Figure 3-29 Double-Tagging Attack
A double-tagging VLAN hopping attack follows three steps:
Step 1. The attacker sends a double-tagged 802.1Q frame to the switch. The outer header has the VLAN tag of the attacker, which is the same as the native VLAN of the trunk port. The assumption is that the switch processes the frame received from the attacker as if it were on a trunk port or a port with a voice VLAN. (A switch should not receive a tagged Ethernet frame on an access port.) For the purposes of this example, assume that the native VLAN is VLAN 10. The inner tag is the victim VLAN; in this case, it is VLAN 20.
Step 2. The frame arrives on the switch, which looks at the first 4-byte 802.1Q tag. The switch sees that the frame is destined for VLAN 10, which is the native VLAN. The switch forwards the packet out on all VLAN 10 ports after stripping the VLAN 10 tag. On the trunk port, the VLAN 10 tag is stripped, and the packet is not retagged because it is part of the native VLAN. At this point, the VLAN 20 tag is still intact and has not been inspected by the first switch.
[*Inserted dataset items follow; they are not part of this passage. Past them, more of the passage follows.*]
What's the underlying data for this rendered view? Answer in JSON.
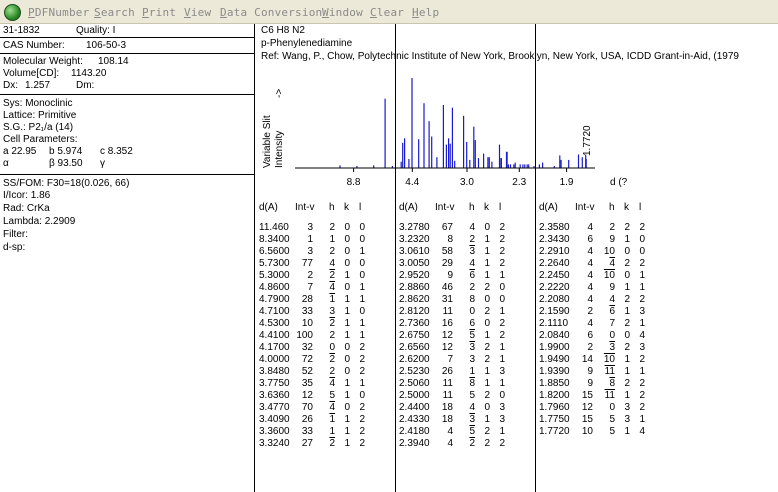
{
  "menu": {
    "items": [
      "PDFNumber",
      "Search",
      "Print",
      "View",
      "Data Conversion",
      "Window",
      "Clear",
      "Help"
    ]
  },
  "card": {
    "pdf_number": "31-1832",
    "quality": "Quality: I",
    "cas_label": "CAS Number:",
    "cas_value": "106-50-3",
    "mw_label": "Molecular Weight:",
    "mw_value": "108.14",
    "vol_label": "Volume[CD]:",
    "vol_value": "1143.20",
    "dx_label": "Dx:",
    "dx_value": "1.257",
    "dm_label": "Dm:",
    "sys": "Sys: Monoclinic",
    "lattice": "Lattice: Primitive",
    "sg": "S.G.: P2₁/a (14)",
    "cell_params": "Cell Parameters:",
    "a": "a  22.95",
    "b": "b  5.974",
    "c": "c  8.352",
    "alpha": "α",
    "beta": "β  93.50",
    "gamma": "γ",
    "ssfom": "SS/FOM: F30=18(0.026, 66)",
    "icor": "I/Icor:   1.86",
    "rad": "Rad: CrKa",
    "lambda": "Lambda: 2.2909",
    "filter": "Filter:",
    "dsp": "d-sp:"
  },
  "compound": {
    "formula": "C6 H8 N2",
    "name": "p-Phenylenediamine",
    "ref": "Ref: Wang, P., Chow, Polytechnic Institute of New York, Brooklyn, New York, USA, ICDD Grant-in-Aid, (1979"
  },
  "pattern": {
    "ylabel_1": "Variable Slit",
    "ylabel_2": "Intensity",
    "ylabel_arrow": "->",
    "xlabel": "d (?",
    "tick_labels": [
      "8.8",
      "4.4",
      "3.0",
      "2.3",
      "1.9"
    ],
    "peak_label": "1.7720"
  },
  "table_headers": {
    "d": "d(A)",
    "int": "Int-v",
    "h": "h",
    "k": "k",
    "l": "l"
  },
  "columns": [
    [
      [
        "11.460",
        "3",
        "2",
        "0",
        "0",
        0,
        0,
        0
      ],
      [
        "8.3400",
        "1",
        "1",
        "0",
        "0",
        0,
        0,
        0
      ],
      [
        "6.5600",
        "3",
        "2",
        "0",
        "1",
        0,
        0,
        0
      ],
      [
        "5.7300",
        "77",
        "4",
        "0",
        "0",
        0,
        0,
        0
      ],
      [
        "5.3000",
        "2",
        "2",
        "1",
        "0",
        1,
        0,
        0
      ],
      [
        "4.8600",
        "7",
        "4",
        "0",
        "1",
        1,
        0,
        0
      ],
      [
        "4.7900",
        "28",
        "1",
        "1",
        "1",
        1,
        0,
        0
      ],
      [
        "4.7100",
        "33",
        "3",
        "1",
        "0",
        0,
        0,
        0
      ],
      [
        "4.5300",
        "10",
        "2",
        "1",
        "1",
        1,
        0,
        0
      ],
      [
        "4.4100",
        "100",
        "2",
        "1",
        "1",
        0,
        0,
        0
      ],
      [
        "4.1700",
        "32",
        "0",
        "0",
        "2",
        0,
        0,
        0
      ],
      [
        "4.0000",
        "72",
        "2",
        "0",
        "2",
        1,
        0,
        0
      ],
      [
        "3.8480",
        "52",
        "2",
        "0",
        "2",
        0,
        0,
        0
      ],
      [
        "3.7750",
        "35",
        "4",
        "1",
        "1",
        1,
        0,
        0
      ],
      [
        "3.6360",
        "12",
        "5",
        "1",
        "0",
        0,
        0,
        0
      ],
      [
        "3.4770",
        "70",
        "4",
        "0",
        "2",
        1,
        0,
        0
      ],
      [
        "3.4090",
        "26",
        "1",
        "1",
        "2",
        1,
        0,
        0
      ],
      [
        "3.3600",
        "33",
        "1",
        "1",
        "2",
        0,
        0,
        0
      ],
      [
        "3.3240",
        "27",
        "2",
        "1",
        "2",
        1,
        0,
        0
      ]
    ],
    [
      [
        "3.2780",
        "67",
        "4",
        "0",
        "2",
        0,
        0,
        0
      ],
      [
        "3.2320",
        "8",
        "2",
        "1",
        "2",
        0,
        0,
        0
      ],
      [
        "3.0610",
        "58",
        "3",
        "1",
        "2",
        1,
        0,
        0
      ],
      [
        "3.0050",
        "29",
        "4",
        "1",
        "2",
        0,
        0,
        0
      ],
      [
        "2.9520",
        "9",
        "6",
        "1",
        "1",
        1,
        0,
        0
      ],
      [
        "2.8860",
        "46",
        "2",
        "2",
        "0",
        0,
        0,
        0
      ],
      [
        "2.8620",
        "31",
        "8",
        "0",
        "0",
        0,
        0,
        0
      ],
      [
        "2.8120",
        "11",
        "0",
        "2",
        "1",
        0,
        0,
        0
      ],
      [
        "2.7360",
        "16",
        "6",
        "0",
        "2",
        0,
        0,
        0
      ],
      [
        "2.6750",
        "12",
        "5",
        "1",
        "2",
        1,
        0,
        0
      ],
      [
        "2.6560",
        "12",
        "3",
        "2",
        "1",
        1,
        0,
        0
      ],
      [
        "2.6200",
        "7",
        "3",
        "2",
        "1",
        0,
        0,
        0
      ],
      [
        "2.5230",
        "26",
        "1",
        "1",
        "3",
        0,
        0,
        0
      ],
      [
        "2.5060",
        "11",
        "8",
        "1",
        "1",
        1,
        0,
        0
      ],
      [
        "2.5000",
        "11",
        "5",
        "2",
        "0",
        0,
        0,
        0
      ],
      [
        "2.4400",
        "18",
        "4",
        "0",
        "3",
        0,
        0,
        0
      ],
      [
        "2.4330",
        "18",
        "3",
        "1",
        "3",
        1,
        0,
        0
      ],
      [
        "2.4180",
        "4",
        "5",
        "2",
        "1",
        1,
        0,
        0
      ],
      [
        "2.3940",
        "4",
        "2",
        "2",
        "2",
        1,
        0,
        0
      ]
    ],
    [
      [
        "2.3580",
        "4",
        "2",
        "2",
        "2",
        0,
        0,
        0
      ],
      [
        "2.3430",
        "6",
        "9",
        "1",
        "0",
        0,
        0,
        0
      ],
      [
        "2.2910",
        "4",
        "10",
        "0",
        "0",
        0,
        0,
        0
      ],
      [
        "2.2640",
        "4",
        "4",
        "2",
        "2",
        1,
        0,
        0
      ],
      [
        "2.2450",
        "4",
        "10",
        "0",
        "1",
        1,
        0,
        0
      ],
      [
        "2.2220",
        "4",
        "9",
        "1",
        "1",
        0,
        0,
        0
      ],
      [
        "2.2080",
        "4",
        "4",
        "2",
        "2",
        0,
        0,
        0
      ],
      [
        "2.1590",
        "2",
        "6",
        "1",
        "3",
        1,
        0,
        0
      ],
      [
        "2.1110",
        "4",
        "7",
        "2",
        "1",
        0,
        0,
        0
      ],
      [
        "2.0840",
        "6",
        "0",
        "0",
        "4",
        0,
        0,
        0
      ],
      [
        "1.9900",
        "2",
        "3",
        "2",
        "3",
        1,
        0,
        0
      ],
      [
        "1.9490",
        "14",
        "10",
        "1",
        "2",
        1,
        0,
        0
      ],
      [
        "1.9390",
        "9",
        "11",
        "1",
        "1",
        1,
        0,
        0
      ],
      [
        "1.8850",
        "9",
        "8",
        "2",
        "2",
        1,
        0,
        0
      ],
      [
        "1.8200",
        "15",
        "11",
        "1",
        "2",
        1,
        0,
        0
      ],
      [
        "1.7960",
        "12",
        "0",
        "3",
        "2",
        0,
        0,
        0
      ],
      [
        "1.7750",
        "15",
        "5",
        "3",
        "1",
        0,
        0,
        0
      ],
      [
        "1.7720",
        "10",
        "5",
        "1",
        "4",
        0,
        0,
        0
      ]
    ]
  ],
  "chart_data": {
    "type": "bar",
    "xlabel": "d (?",
    "ylabel": "Variable Slit Intensity",
    "x_scale": "reciprocal d",
    "x_ticks": [
      8.8,
      4.4,
      3.0,
      2.3,
      1.9
    ],
    "annotations": [
      "1.7720"
    ],
    "peaks_d": [
      11.46,
      8.34,
      6.56,
      5.73,
      5.3,
      4.86,
      4.79,
      4.71,
      4.53,
      4.41,
      4.17,
      4.0,
      3.848,
      3.775,
      3.636,
      3.477,
      3.409,
      3.36,
      3.324,
      3.278,
      3.232,
      3.061,
      3.005,
      2.952,
      2.886,
      2.862,
      2.812,
      2.736,
      2.675,
      2.656,
      2.62,
      2.523,
      2.506,
      2.5,
      2.44,
      2.433,
      2.418,
      2.394,
      2.358,
      2.343,
      2.291,
      2.264,
      2.245,
      2.222,
      2.208,
      2.159,
      2.111,
      2.084,
      1.99,
      1.949,
      1.939,
      1.885,
      1.82,
      1.796,
      1.775,
      1.772
    ],
    "peaks_intensity": [
      3,
      1,
      3,
      77,
      2,
      7,
      28,
      33,
      10,
      100,
      32,
      72,
      52,
      35,
      12,
      70,
      26,
      33,
      27,
      67,
      8,
      58,
      29,
      9,
      46,
      31,
      11,
      16,
      12,
      12,
      7,
      26,
      11,
      11,
      18,
      18,
      4,
      4,
      4,
      6,
      4,
      4,
      4,
      4,
      4,
      2,
      4,
      6,
      2,
      14,
      9,
      9,
      15,
      12,
      15,
      10
    ]
  }
}
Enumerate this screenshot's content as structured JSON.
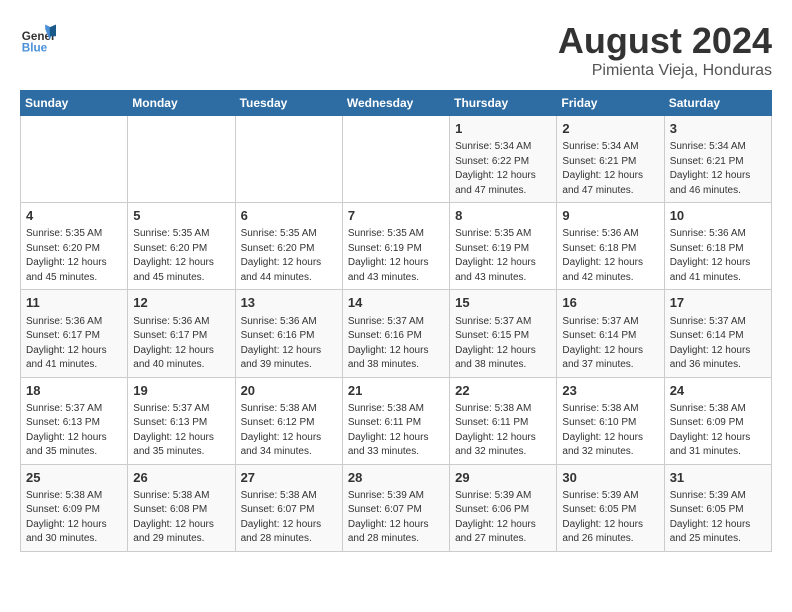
{
  "header": {
    "logo_general": "General",
    "logo_blue": "Blue",
    "title": "August 2024",
    "location": "Pimienta Vieja, Honduras"
  },
  "days_of_week": [
    "Sunday",
    "Monday",
    "Tuesday",
    "Wednesday",
    "Thursday",
    "Friday",
    "Saturday"
  ],
  "weeks": [
    [
      {
        "day": "",
        "info": ""
      },
      {
        "day": "",
        "info": ""
      },
      {
        "day": "",
        "info": ""
      },
      {
        "day": "",
        "info": ""
      },
      {
        "day": "1",
        "info": "Sunrise: 5:34 AM\nSunset: 6:22 PM\nDaylight: 12 hours\nand 47 minutes."
      },
      {
        "day": "2",
        "info": "Sunrise: 5:34 AM\nSunset: 6:21 PM\nDaylight: 12 hours\nand 47 minutes."
      },
      {
        "day": "3",
        "info": "Sunrise: 5:34 AM\nSunset: 6:21 PM\nDaylight: 12 hours\nand 46 minutes."
      }
    ],
    [
      {
        "day": "4",
        "info": "Sunrise: 5:35 AM\nSunset: 6:20 PM\nDaylight: 12 hours\nand 45 minutes."
      },
      {
        "day": "5",
        "info": "Sunrise: 5:35 AM\nSunset: 6:20 PM\nDaylight: 12 hours\nand 45 minutes."
      },
      {
        "day": "6",
        "info": "Sunrise: 5:35 AM\nSunset: 6:20 PM\nDaylight: 12 hours\nand 44 minutes."
      },
      {
        "day": "7",
        "info": "Sunrise: 5:35 AM\nSunset: 6:19 PM\nDaylight: 12 hours\nand 43 minutes."
      },
      {
        "day": "8",
        "info": "Sunrise: 5:35 AM\nSunset: 6:19 PM\nDaylight: 12 hours\nand 43 minutes."
      },
      {
        "day": "9",
        "info": "Sunrise: 5:36 AM\nSunset: 6:18 PM\nDaylight: 12 hours\nand 42 minutes."
      },
      {
        "day": "10",
        "info": "Sunrise: 5:36 AM\nSunset: 6:18 PM\nDaylight: 12 hours\nand 41 minutes."
      }
    ],
    [
      {
        "day": "11",
        "info": "Sunrise: 5:36 AM\nSunset: 6:17 PM\nDaylight: 12 hours\nand 41 minutes."
      },
      {
        "day": "12",
        "info": "Sunrise: 5:36 AM\nSunset: 6:17 PM\nDaylight: 12 hours\nand 40 minutes."
      },
      {
        "day": "13",
        "info": "Sunrise: 5:36 AM\nSunset: 6:16 PM\nDaylight: 12 hours\nand 39 minutes."
      },
      {
        "day": "14",
        "info": "Sunrise: 5:37 AM\nSunset: 6:16 PM\nDaylight: 12 hours\nand 38 minutes."
      },
      {
        "day": "15",
        "info": "Sunrise: 5:37 AM\nSunset: 6:15 PM\nDaylight: 12 hours\nand 38 minutes."
      },
      {
        "day": "16",
        "info": "Sunrise: 5:37 AM\nSunset: 6:14 PM\nDaylight: 12 hours\nand 37 minutes."
      },
      {
        "day": "17",
        "info": "Sunrise: 5:37 AM\nSunset: 6:14 PM\nDaylight: 12 hours\nand 36 minutes."
      }
    ],
    [
      {
        "day": "18",
        "info": "Sunrise: 5:37 AM\nSunset: 6:13 PM\nDaylight: 12 hours\nand 35 minutes."
      },
      {
        "day": "19",
        "info": "Sunrise: 5:37 AM\nSunset: 6:13 PM\nDaylight: 12 hours\nand 35 minutes."
      },
      {
        "day": "20",
        "info": "Sunrise: 5:38 AM\nSunset: 6:12 PM\nDaylight: 12 hours\nand 34 minutes."
      },
      {
        "day": "21",
        "info": "Sunrise: 5:38 AM\nSunset: 6:11 PM\nDaylight: 12 hours\nand 33 minutes."
      },
      {
        "day": "22",
        "info": "Sunrise: 5:38 AM\nSunset: 6:11 PM\nDaylight: 12 hours\nand 32 minutes."
      },
      {
        "day": "23",
        "info": "Sunrise: 5:38 AM\nSunset: 6:10 PM\nDaylight: 12 hours\nand 32 minutes."
      },
      {
        "day": "24",
        "info": "Sunrise: 5:38 AM\nSunset: 6:09 PM\nDaylight: 12 hours\nand 31 minutes."
      }
    ],
    [
      {
        "day": "25",
        "info": "Sunrise: 5:38 AM\nSunset: 6:09 PM\nDaylight: 12 hours\nand 30 minutes."
      },
      {
        "day": "26",
        "info": "Sunrise: 5:38 AM\nSunset: 6:08 PM\nDaylight: 12 hours\nand 29 minutes."
      },
      {
        "day": "27",
        "info": "Sunrise: 5:38 AM\nSunset: 6:07 PM\nDaylight: 12 hours\nand 28 minutes."
      },
      {
        "day": "28",
        "info": "Sunrise: 5:39 AM\nSunset: 6:07 PM\nDaylight: 12 hours\nand 28 minutes."
      },
      {
        "day": "29",
        "info": "Sunrise: 5:39 AM\nSunset: 6:06 PM\nDaylight: 12 hours\nand 27 minutes."
      },
      {
        "day": "30",
        "info": "Sunrise: 5:39 AM\nSunset: 6:05 PM\nDaylight: 12 hours\nand 26 minutes."
      },
      {
        "day": "31",
        "info": "Sunrise: 5:39 AM\nSunset: 6:05 PM\nDaylight: 12 hours\nand 25 minutes."
      }
    ]
  ]
}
Step 3. The second switch looks only at the inner 802.1Q tag that the attacker sent and sees that the frame is destined for VLAN 20, the target VLAN. The second switch sends the frame on to the victim port or floods it, depending on whether there is an existing MAC address table entry for the victim host.
This type of attack is unidirectional and works only when the attacker is connected to a port residing in the same VLAN as the native VLAN of the trunk port. Thwarting this type of attack is not as easy as stopping basic VLAN hopping attacks.
The best approach to mitigating double-tagging attacks is to ensure that the native VLAN of the trunk ports is different from the VLAN of any user ports. In fact, it is considered a security best practice to use a fixed VLAN that is distinct from all user VLANs in the switched network as the native VLAN for all 802.1Q trunks.
PVLAN Edge (18.104.22.168)
Some applications require that no traffic be forwarded at Layer 2 between ports on the same switch so that one neighbor does not see the traffic generated by another neighbor. In such an environment, the use of the Private VLAN (PVLAN) Edge feature, also known as protected ports, ensures that there is no exchange of unicast, broadcast, or multicast traffic between these ports on the switch, as shown in Figure 3-30.
Figure 3-30 PVLAN Edge
The PVLAN Edge feature has the following characteristics:
- A protected port does not forward any traffic (unicast, multicast, or broadcast) to any other port that is also a protected port, except for control traffic. Data traffic cannot be forwarded between protected ports at Layer 2.
- Forwarding behavior between a protected port and a nonprotected port proceeds as usual.
- Protected ports must be manually configured.
To configure the PVLAN Edge feature, enter the switchport protected command in interface configuration mode as shown in the output that follows.
S1(config)# interface g0/1 S1(config-if)# switchport protected S1(config-if)# end S1# show interfaces g0/1 switchport Name: G0/1 Switchport: Enabled Administrative Mode: dynamic auto Operational Mode: down Administrative Trunking Encapsulation: dot1q Negotiation of Trunking: On Access Mode VLAN: 1 (default) Trunking Native Mode VLAN: 1 (default) Administrative Native VLAN tagging: enabled Voice VLAN: none <output omitted>
Protected: trueUnknown unicast blocked: disabled Unknown multicast blocked: disabled Appliance trust: none
To disable protected port, use the no switchport protected interface configuration mode command. To verify the configuration of the PVLAN Edge feature, use the show interfaces interface-id switchport global configuration mode command.